Il est très difficile de trouver des statistiques. On a le sondage IFOP TENA de 2009 sur la pratique du naturisme par les femmes, et les témoignages des gens qui fréquentent assidument les clubs naturistes qui laissent entrevoir une surreprésentation des publics diplômés (cadres, enseignants) et des artisans-commerçants, avec peut-être un peu plus de mixité sociale dans le Sud-Ouest. Il y a du naturisme homosexuel, libertin, familial très mis en valeur par la Fédération française de naturisme, et du naturisme minoritaire comme un naturisme chrétien ou mormon aux Etats-Unis. Et puis il y a une façon de coller l'épithète "naturiste" à tout et n'importe quoi pourvu qu'il y ait de la nudité dedans, comme les massages naturistes dans certains salons de bien-être, des coiffeuses naturistes etc. Personne n'a le monopole du naturisme. Et puis il y a des frictions entre le naturisme classique de ceux qui veulent juste bronzer nus au soleil et les défenseurs de la "randonue" et de la nudité publique en tout lieu comme l'APNEL dont les positions ne sont pas consensuelles; Peut-être pourriez vous interviewer Marc Bordigoni sur le poids numérique de ces différents groupes.
5-Assiste-t-on à un engouement pour le naturisme en France ces dernières années ? La perception du naturisme est-elle en train d’évoluer ? Sommes-nous en retard par rapport à d’autres pays ?

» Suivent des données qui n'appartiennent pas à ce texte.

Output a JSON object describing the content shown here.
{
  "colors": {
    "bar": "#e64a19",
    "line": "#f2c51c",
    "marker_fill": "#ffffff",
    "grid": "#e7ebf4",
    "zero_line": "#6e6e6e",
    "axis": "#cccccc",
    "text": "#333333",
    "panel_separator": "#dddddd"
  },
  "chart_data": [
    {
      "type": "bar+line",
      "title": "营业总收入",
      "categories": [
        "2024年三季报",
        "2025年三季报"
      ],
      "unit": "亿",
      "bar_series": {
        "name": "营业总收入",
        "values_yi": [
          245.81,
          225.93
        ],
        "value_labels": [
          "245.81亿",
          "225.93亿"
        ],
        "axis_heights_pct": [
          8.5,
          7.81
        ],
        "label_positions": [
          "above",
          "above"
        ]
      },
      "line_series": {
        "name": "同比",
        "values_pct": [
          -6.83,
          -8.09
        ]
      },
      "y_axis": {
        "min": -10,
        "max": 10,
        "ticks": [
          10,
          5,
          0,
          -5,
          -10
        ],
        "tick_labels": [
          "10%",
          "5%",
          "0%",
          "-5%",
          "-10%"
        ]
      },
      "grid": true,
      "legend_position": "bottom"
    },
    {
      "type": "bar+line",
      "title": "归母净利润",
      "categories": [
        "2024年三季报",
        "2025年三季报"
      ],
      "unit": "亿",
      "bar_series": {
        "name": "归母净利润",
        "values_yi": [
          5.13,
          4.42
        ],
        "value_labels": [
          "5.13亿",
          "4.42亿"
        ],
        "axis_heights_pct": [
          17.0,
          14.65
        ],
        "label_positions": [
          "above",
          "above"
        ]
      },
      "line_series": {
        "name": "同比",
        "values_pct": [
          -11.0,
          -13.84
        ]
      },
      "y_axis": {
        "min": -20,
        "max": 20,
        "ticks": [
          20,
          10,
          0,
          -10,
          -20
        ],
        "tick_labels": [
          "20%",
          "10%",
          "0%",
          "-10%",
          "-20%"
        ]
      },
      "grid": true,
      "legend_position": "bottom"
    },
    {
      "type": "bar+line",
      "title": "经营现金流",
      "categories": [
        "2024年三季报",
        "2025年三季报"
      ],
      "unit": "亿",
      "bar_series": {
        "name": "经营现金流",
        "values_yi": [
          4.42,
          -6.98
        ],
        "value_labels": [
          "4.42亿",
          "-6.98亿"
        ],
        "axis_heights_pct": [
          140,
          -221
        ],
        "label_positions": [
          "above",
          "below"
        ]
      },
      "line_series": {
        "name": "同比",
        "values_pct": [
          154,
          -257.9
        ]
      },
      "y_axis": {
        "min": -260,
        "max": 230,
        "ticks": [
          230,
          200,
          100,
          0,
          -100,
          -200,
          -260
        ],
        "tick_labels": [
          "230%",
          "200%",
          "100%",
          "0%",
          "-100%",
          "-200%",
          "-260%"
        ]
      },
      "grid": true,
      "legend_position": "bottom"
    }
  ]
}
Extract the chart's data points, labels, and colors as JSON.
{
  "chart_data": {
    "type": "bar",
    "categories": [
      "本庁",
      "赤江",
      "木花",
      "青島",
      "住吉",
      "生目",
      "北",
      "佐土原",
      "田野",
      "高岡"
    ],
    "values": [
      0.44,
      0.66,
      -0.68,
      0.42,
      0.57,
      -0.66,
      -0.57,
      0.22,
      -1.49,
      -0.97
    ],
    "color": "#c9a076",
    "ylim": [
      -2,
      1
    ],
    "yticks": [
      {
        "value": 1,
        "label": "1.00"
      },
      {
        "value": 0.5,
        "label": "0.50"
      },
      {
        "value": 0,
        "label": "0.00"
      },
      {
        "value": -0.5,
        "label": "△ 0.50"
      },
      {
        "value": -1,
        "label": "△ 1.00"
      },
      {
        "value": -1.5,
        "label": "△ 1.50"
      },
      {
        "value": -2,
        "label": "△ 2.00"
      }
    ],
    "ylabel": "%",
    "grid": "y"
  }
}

Le naturisme se porte moins mal que dans les années 2000. En 2015 la FFN a enregistré une augmentation de ses adhésions de 40 % en 2015, mais on reste à seulement 5 % de pratique fréquente et 17 % de gens qui se disent éventuellement attirés (y compris les 5 % précédents). Mais que signifient ces chiffres ? Au niveau qualitatif beaucoup de camps naturistes se plaignent de la venue de visiteurs qui gardent leurs vêtements donc ça reste à géométrie très variable. La moitié des gens tentés par le naturisme ont moins de 50 ans, mais ce ne sont pas des gens très jeunes. Nous sommes historiquement moins portés sur le naturisme que les pays germaniques parce que nous associons plus la nudité à la sexualité. Je ne sais pas si c'est un signe de "retard". Il est certain que la valorisation de la nudité comme facteur de revendication au service de causes écologiques ou sociales, ainsi qu'une certaine banalisation de la nudité des corps dans les médias contribuent à rendre la cause naturiste plus sympathique même si sa pratique minoritaire.
6-Le naturisme est-il un problème face à des enfants ou à des adolescents ?
Selon un sondage TENA d'il y a 8 ans les femmes de la tranche 18-35 ans restaient les plus réticentes à supporter la vue d'autres femmes nues sur des plages naturistes.Beaucoup de naturistes "chevronnés" ont des problèmes avec leurs enfants qui, arrivés à l'adolescence, ne veulent plus montrer leur corps et tiennent à leur pudeur pour diverses raisons psychologiques. Quant aux enfants, tout dépend de la manière dont ils sont éduqués. Certains peuvent banaliser la vision de la nudité sous l'influence de leurs parents, d'autres au contraire seront très tôt portés à en rire, ou à la regarder avec une curiosité malsaine.